The audit, he said, has raised questions about how some employees got recruited.

Muriithi said they had discovered that a good number of the employees lacked the necessary academic documents to hold their current positions.

“Some staff members are running helter-skelter and are now inciting the rest to resist the audit because they have no qualifications and cannot explain how they were employed. We will not allow this to continue," Muriithi said.

He said the recent go-slow and demonstrations by county government workers were being pushed by those opposed to the audit. It was disguised as a clamour for payment of delayed salaries, the county chief said.

Muriithi further said the audit had discovered that a number of employees were not computer-literate and could not log in to the County Operations Management System (COMS) to fill in their time sheets.

He said his government will train them on computer skills once the audit is completed.

Three weeks ago, when the governor launched the staff audit in Nanyuki town, he said it would also help the devolved unit in determining staff competences, the level of education and help in the placement of workers in various sectors of the county government.

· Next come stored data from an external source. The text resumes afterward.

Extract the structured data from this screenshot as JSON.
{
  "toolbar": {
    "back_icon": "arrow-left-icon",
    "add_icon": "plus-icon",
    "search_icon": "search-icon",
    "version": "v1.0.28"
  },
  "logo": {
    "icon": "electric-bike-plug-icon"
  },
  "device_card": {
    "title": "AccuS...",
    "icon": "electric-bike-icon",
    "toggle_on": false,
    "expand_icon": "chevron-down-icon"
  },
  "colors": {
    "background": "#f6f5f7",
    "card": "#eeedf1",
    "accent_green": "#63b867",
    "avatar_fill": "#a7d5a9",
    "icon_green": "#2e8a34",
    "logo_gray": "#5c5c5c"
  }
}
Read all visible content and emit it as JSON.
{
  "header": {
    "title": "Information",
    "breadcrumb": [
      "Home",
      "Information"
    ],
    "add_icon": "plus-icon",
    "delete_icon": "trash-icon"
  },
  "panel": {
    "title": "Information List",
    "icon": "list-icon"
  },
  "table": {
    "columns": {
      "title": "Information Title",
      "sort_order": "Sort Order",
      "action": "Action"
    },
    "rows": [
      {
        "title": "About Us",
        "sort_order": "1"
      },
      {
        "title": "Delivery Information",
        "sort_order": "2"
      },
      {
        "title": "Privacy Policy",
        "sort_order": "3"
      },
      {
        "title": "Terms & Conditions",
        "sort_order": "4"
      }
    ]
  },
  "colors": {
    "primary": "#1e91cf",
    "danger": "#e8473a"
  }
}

“We intend to ensure that our staff have the right jobs depending on their qualifications, determine promotions and help in cleaning the payroll,” Muriithi said. 

The month-long drive will capture biometrics of all county government workers and establish a database of their academic qualifications and competences.

The governor said some employees carry out tasks outside their job description. He gave the example of clerical officers who double up as accountants and cashiers.

“We need to address some of these anomalies because if some employees have advanced on their academic training, they deserve to be promoted, so they are motivated and can become more productive,” he said.

The staff audit is seen as a move by the county government as one way to reduce its ballooning wage bill, which the governor said is Sh2.7 billion annually, translating to 55 per cent of the total budget.